C++ reads the newline character as a single character. Looking at the actual value of inchar, I can see that it's 10. But DOS ANSI / ASCII says the newline character is actually 2 characters -- line feed, and carriage return -- 10 and 13 respectively. Similarly, Unix says \n = 10, and Mac says \n = 13.
Sure enough, when I changed my code to this:
1 2 3 4 5 6 7
|
while(infile.good())
{
inchar = infile.get();
++counter;
if(inchar==10)
++counter;
}
|
the count came out to 770577, matching UltraEdit and Notepad++. However, this is not a proper approach, because the file actually was DOS encoded us-ascii when downloaded from Project Gutenberg, meaning the line terminators really were two characters: CR(10) and LF(13). So strictly speaking, UE and notepad++ both had it right, and C++ had it wrong. UE and notepad++ were both consistent with the number of bytes on disk for that text file.

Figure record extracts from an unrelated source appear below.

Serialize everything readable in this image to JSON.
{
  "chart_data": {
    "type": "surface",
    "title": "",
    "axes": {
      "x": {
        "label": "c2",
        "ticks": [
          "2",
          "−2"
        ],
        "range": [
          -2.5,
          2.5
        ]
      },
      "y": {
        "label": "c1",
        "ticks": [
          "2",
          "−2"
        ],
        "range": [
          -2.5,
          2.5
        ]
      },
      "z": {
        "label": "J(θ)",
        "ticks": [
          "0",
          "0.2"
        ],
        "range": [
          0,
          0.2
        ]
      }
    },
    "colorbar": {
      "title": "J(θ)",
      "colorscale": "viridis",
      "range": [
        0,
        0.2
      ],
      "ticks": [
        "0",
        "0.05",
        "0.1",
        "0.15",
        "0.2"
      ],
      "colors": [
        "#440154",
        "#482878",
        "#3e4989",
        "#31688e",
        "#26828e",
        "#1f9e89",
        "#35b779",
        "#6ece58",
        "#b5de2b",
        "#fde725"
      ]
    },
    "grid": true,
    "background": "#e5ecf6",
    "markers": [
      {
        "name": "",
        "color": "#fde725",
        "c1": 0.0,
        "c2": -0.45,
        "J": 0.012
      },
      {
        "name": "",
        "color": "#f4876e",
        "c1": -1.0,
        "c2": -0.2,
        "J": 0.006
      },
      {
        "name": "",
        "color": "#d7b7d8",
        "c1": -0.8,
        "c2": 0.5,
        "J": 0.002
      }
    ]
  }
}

Using the feature in UltraEdit, I changed the line terminators in the file to Unix (ascii 10). This changed the actual size of the file on disk from 753K to 737K. I ran the C++ program again, this time using the first version of the C++ program. The C++ program reported the same character count (753996) as before, and this time both UE and notepad++ reported 753996 characters -- same as the C++ program. This also made the file practically unreadable in Windows notepad.exe.
What's interesting about this is that even though the byte count of the file was physically reduced and evidenced by the difference in file size, C++ reported it the same. So as far as C++ is concerned \n might be 10, or 13, or 10
and 13. To C++, it's still one character, even if it's physically two bytes.
OpenOffice.org Writer, meanwhile, doesn't count the newline at all, and so was 16581 characters different than the actual byte count on disk. In fact, when I tried to open the Unix-formatted file, OpenOffice.org Writer didn't know what to do with it, and decided to import it as a delimited spreadsheet! (UE and notepad++ both handled the file without a problem.)
This is not an earthshaking discovery, but I thought it was interesting. Maybe some other newbies will also when they attempt to write their character counting program.